このように、繊細な香りの違いを感じ取って「季節の香り」と表現しているのです。
2.冬の匂いってどんなイメージ?
冬の匂いと聞いて、どんなものをイメージしますか?多くの人が「冬の匂い」を感じる瞬間をまとめてみました。
・鼻の奥をツンと刺激するような乾いた冷たい空気の匂い
・布団でゆっくりと温まるほんわかとした匂い
・ストーブや暖炉のじんわりとした温かい匂い
・冬ならではの食べ物の匂い
など
冬そのものに匂いがあるわけではなく、キーポイントは私たちの「記憶」。
例えば、子どもの頃暗くなるまで外で遊んでいた時に、冬の冷たい空気を感じていたとします。大人になって、その冷たい空気を改めて感じた時に「冬が来たな」「子どもの頃寒くても外でよく遊んでいたな」と匂いと思い出がリンクして「冷たい空気=冬の匂い」として認識するのです。
3.冬に咲く花や木々からも「冬の匂い」は楽しめる!
スイセン
スイセンは、10〜1月に花を咲かせます。国内で切り花として流通している日本水仙(ニホンスイセン)のほとんどは、正月用や生花用として用いられています。
雪の中でも咲くほど丈夫なスイセンは、少し甘みのある香りを感じることができます。また、スパイスのような香りを楽しめる品種もあり、その香りは様々です。
ロウバイ
ロウバイは、1〜2月に咲く低木。
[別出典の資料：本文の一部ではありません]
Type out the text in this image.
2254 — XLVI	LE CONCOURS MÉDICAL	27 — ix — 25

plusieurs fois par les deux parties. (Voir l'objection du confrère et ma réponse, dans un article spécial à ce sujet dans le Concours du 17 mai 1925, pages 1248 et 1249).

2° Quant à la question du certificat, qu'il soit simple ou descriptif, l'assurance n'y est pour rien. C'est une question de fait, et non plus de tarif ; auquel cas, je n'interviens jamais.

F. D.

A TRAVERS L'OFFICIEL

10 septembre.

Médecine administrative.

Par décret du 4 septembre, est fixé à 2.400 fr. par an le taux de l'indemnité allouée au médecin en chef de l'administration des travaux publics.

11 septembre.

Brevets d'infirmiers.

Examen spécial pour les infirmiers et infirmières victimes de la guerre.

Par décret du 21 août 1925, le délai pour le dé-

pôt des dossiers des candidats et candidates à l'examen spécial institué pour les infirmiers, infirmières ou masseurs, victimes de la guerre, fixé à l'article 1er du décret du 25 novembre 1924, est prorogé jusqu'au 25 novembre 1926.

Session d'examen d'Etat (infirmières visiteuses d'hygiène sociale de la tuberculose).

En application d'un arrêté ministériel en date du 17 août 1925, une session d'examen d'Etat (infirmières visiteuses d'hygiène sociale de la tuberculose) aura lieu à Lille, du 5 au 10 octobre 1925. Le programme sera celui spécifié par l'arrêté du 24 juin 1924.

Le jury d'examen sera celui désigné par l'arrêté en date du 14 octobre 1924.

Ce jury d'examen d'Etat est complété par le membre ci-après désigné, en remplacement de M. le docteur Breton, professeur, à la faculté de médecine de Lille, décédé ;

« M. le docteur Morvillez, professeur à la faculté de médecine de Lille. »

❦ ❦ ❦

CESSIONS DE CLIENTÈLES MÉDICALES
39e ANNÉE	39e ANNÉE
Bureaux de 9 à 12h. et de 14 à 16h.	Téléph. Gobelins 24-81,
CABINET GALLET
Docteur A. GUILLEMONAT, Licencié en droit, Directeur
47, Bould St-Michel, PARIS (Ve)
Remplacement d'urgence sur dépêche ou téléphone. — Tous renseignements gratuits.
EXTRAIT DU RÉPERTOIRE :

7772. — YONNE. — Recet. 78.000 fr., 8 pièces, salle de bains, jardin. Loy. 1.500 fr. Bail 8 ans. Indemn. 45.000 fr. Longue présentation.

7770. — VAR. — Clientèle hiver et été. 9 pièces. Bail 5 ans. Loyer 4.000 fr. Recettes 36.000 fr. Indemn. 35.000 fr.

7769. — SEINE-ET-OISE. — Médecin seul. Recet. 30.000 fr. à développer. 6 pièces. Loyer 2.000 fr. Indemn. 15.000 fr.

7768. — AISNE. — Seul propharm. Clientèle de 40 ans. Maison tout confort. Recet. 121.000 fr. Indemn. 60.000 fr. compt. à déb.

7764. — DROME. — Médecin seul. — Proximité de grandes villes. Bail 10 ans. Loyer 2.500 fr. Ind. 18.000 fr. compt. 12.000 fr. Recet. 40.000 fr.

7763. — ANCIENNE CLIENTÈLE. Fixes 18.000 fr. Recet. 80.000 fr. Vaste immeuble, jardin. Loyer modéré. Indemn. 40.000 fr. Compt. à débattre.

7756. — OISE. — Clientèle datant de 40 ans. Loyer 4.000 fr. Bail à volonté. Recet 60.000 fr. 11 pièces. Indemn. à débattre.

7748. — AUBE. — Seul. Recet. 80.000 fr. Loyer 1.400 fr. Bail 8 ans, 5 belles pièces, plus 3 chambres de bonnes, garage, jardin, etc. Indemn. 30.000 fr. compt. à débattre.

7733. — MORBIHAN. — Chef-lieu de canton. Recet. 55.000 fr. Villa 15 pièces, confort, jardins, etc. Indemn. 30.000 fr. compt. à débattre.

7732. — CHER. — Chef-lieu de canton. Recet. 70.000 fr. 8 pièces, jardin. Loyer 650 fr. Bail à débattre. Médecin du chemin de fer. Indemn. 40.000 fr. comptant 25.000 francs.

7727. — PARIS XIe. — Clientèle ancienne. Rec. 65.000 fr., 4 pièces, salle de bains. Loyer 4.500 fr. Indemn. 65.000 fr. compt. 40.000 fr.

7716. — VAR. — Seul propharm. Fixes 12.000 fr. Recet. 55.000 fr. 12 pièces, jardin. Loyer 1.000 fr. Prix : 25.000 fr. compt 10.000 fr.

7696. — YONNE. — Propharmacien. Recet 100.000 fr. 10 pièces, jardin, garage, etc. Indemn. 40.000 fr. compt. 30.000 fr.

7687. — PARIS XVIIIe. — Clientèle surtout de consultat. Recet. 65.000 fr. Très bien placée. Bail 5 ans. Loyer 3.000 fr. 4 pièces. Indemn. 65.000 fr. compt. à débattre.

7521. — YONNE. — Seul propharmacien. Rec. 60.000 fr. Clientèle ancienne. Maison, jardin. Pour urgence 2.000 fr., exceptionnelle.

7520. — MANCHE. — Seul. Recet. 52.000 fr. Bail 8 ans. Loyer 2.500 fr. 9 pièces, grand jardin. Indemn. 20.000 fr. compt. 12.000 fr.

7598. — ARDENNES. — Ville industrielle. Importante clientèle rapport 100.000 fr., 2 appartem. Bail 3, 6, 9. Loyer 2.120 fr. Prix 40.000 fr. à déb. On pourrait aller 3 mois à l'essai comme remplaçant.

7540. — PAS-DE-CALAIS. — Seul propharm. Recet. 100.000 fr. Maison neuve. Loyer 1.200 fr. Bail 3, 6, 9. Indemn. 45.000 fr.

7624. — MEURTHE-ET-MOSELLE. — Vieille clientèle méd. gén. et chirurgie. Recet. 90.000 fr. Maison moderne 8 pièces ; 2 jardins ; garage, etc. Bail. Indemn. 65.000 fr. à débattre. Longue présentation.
梅とよく間違えられますが、全く別の植物です。カスタードクリームのような柔らかな黄色の花は、ロウでコーティングしたような半透明の質感が特徴です。
冬の寒い時期に咲くロウバイからは、甘く優しい香りが漂ってきます。水仙の甘みを感じる香りとも異なり、ふんわりとした印象を与えてくれます。
ヒイラギ
ヒイラギは漢字で書くと「柊」。まさに冬の植物です。ヒイラギの葉はクリスマスの飾りとしても有名ですが、11〜12月にかけて咲く花は、とっても豊潤な香り。
秋の代表的な花「金木犀」と同じように甘さがありますが、少々淡白な印象です。
香り立ちは金木犀ほど強くはないので、街中で見かけたらぜひ顔を近づけて香りを確認してみてくださいね。
季節の香りは、人それぞれ異なります。みなさんが感じる「冬の香り」はなんでしょうか。季節の移ろいを五感で感じながら冬を楽しみましょう。